Bonne convention, good timing

Le film Bon cop, bad cop, d’Érik Canuel, avec Patrick Huard et Colm Feore, un exemple d’«expression culturelle» soutenu par les États canadiens et québécois que la nouvelle convention de l’Unesco cherche à protéger et à promouvoir. Source:
Photo: Le film Bon cop, bad cop, d’Érik Canuel, avec Patrick Huard et Colm Feore, un exemple d’«expression culturelle» soutenu par les États canadiens et québécois que la nouvelle convention de l’Unesco cherche à protéger et à promouvoir. Source:

Comment dit-on mission accomplie en hindi ou en finnois? Peu importe le mot, la chose est là: plus de trente pays ont maintenant franchi toutes les étapes de la complexe mécanique de ratification du traité sur la diversité culturelle. La convention de l'Unesco pourra donc entrer en vigueur dans un peu plus de trois mois.

Il fallait passer la barre des trente États signataires pour officialiser l'entrée en vigueur de la Convention sur la protection et la promotion de la diversité des expressions culturelles — c'est son nom officiel. Le mouvement de ralliement s'est fortement accéléré dans les derniers jours.

L'Inde a occupé la 21e place vendredi et, hier, l'Union européenne ratifiait le document en bloc, y ajoutant pas moins de quatorze paraphes, dont ceux de l'Autriche, de la Suède et de la Finlande. La convention entrera donc en vigueur le 18 mars prochain, soit trois mois après la 30e sanction officielle.

Le Canada, grand militant de la cause avec le Québec et la France, fut le premier sur la liste mondiale du consentement, il y a tout juste un an. Le Conseil des ministres de Paul Martin a agi quelques jours avant le déclenchement de la dernière campagne électorale fédérale. Les conservateurs, perçus comme dubitatifs sur le sujet, ont poursuivi la défense du traité après leur prise du pouvoir.

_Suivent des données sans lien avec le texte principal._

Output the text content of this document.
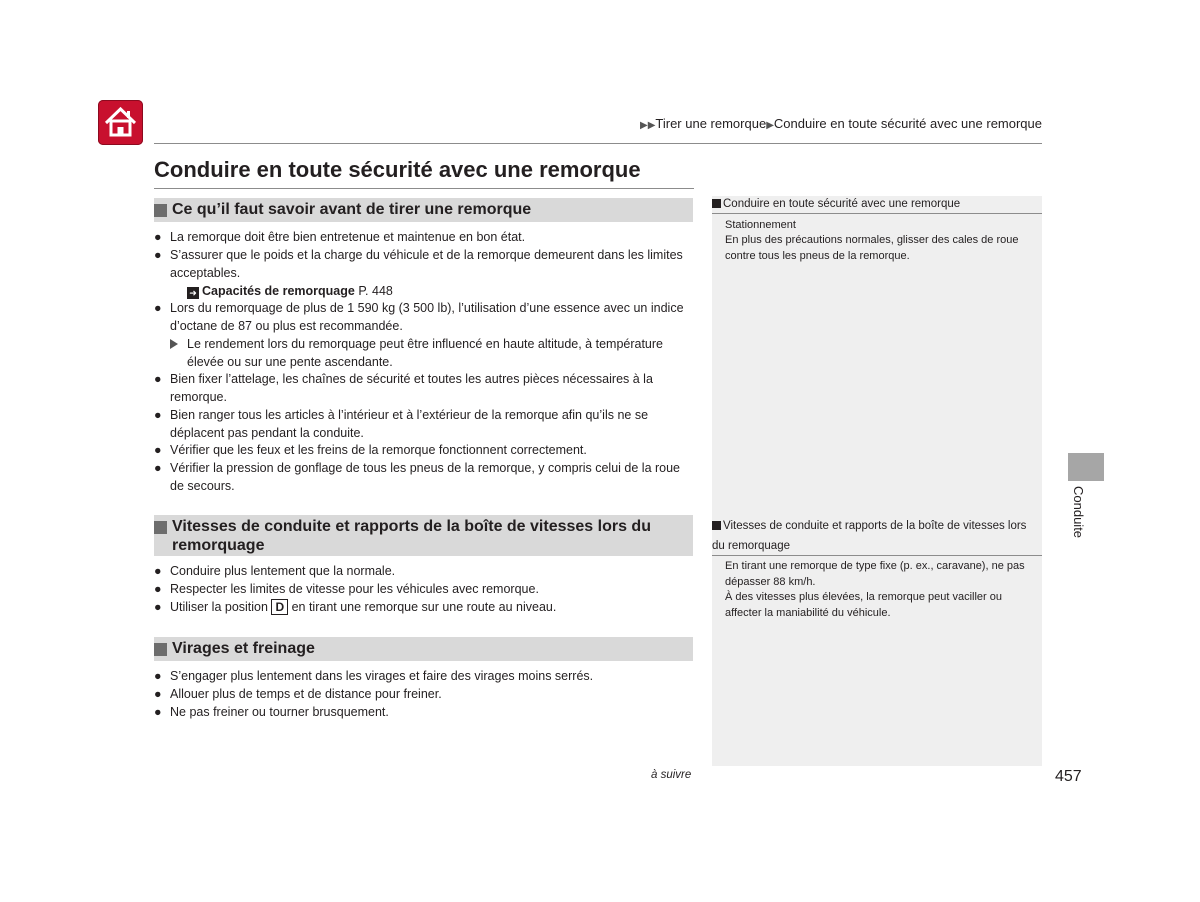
▶▶Tirer une remorque▶Conduire en toute sécurité avec une remorque
Conduire en toute sécurité avec une remorque
Ce qu’il faut savoir avant de tirer une remorque
● La remorque doit être bien entretenue et maintenue en bon état.
● S’assurer que le poids et la charge du véhicule et de la remorque demeurent dans les limites acceptables.
➜ Capacités de remorquage P. 448
● Lors du remorquage de plus de 1 590 kg (3 500 lb), l’utilisation d’une essence avec un indice d’octane de 87 ou plus est recommandée.
Le rendement lors du remorquage peut être influencé en haute altitude, à température élevée ou sur une pente ascendante.
● Bien fixer l’attelage, les chaînes de sécurité et toutes les autres pièces nécessaires à la remorque.
● Bien ranger tous les articles à l’intérieur et à l’extérieur de la remorque afin qu’ils ne se déplacent pas pendant la conduite.
● Vérifier que les feux et les freins de la remorque fonctionnent correctement.
● Vérifier la pression de gonflage de tous les pneus de la remorque, y compris celui de la roue de secours.
Vitesses de conduite et rapports de la boîte de vitesses lors du remorquage
● Conduire plus lentement que la normale.
● Respecter les limites de vitesse pour les véhicules avec remorque.
● Utiliser la position D en tirant une remorque sur une route au niveau.
Virages et freinage
● S’engager plus lentement dans les virages et faire des virages moins serrés.
● Allouer plus de temps et de distance pour freiner.
● Ne pas freiner ou tourner brusquement.
Conduire en toute sécurité avec une remorque
Stationnement
En plus des précautions normales, glisser des cales de roue contre tous les pneus de la remorque.
Vitesses de conduite et rapports de la boîte de vitesses lors du remorquage
En tirant une remorque de type fixe (p. ex., caravane), ne pas dépasser 88 km/h.
À des vitesses plus élevées, la remorque peut vaciller ou affecter la maniabilité du véhicule.
Conduite
à suivre	457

«La Convention revêt une grande importance pour nos artistes et nos créateurs», a commenté au Devoir la ministre du Patrimoine canadien, Beverley Oda. Grâce à cet outil, nous pourrons mieux protéger la libre expression de nos idées, de notre histoire et de nos expériences.»

L'Unesco, le bras des Nations unies pour l'éducation, la science et la culture, a adopté le texte le 20 octobre 2005 à 148 voix pour et deux contre (celles des États-Unis et d'Israël). Le document affirme la spécificité des biens et services culturels et reconnaît aux États le droit de conduire des politiques et d'adopter des mesures financières ou autres pour la protection et la promotion des cultures.

«En gros, ce traité affirme qu'il y a une différence entre un livre et une paire de lunettes, résume Robert Pilon, vice-président exécutif de la Coalition pour la diversité culturelle. Le groupe travaille depuis des années pour l'adhésion à sa cause. Hier, il avait convoqué les journalistes pour célébrer publiquement le passage de l'étape-clé. «C'est un résultat tout à fait remarquable en si peu de temps, poursuit-il. L'objectif de départ était de passer la barre des 30 signatures autour de juin 2007. Nous sommes donc en avance de six mois sur le calendrier.»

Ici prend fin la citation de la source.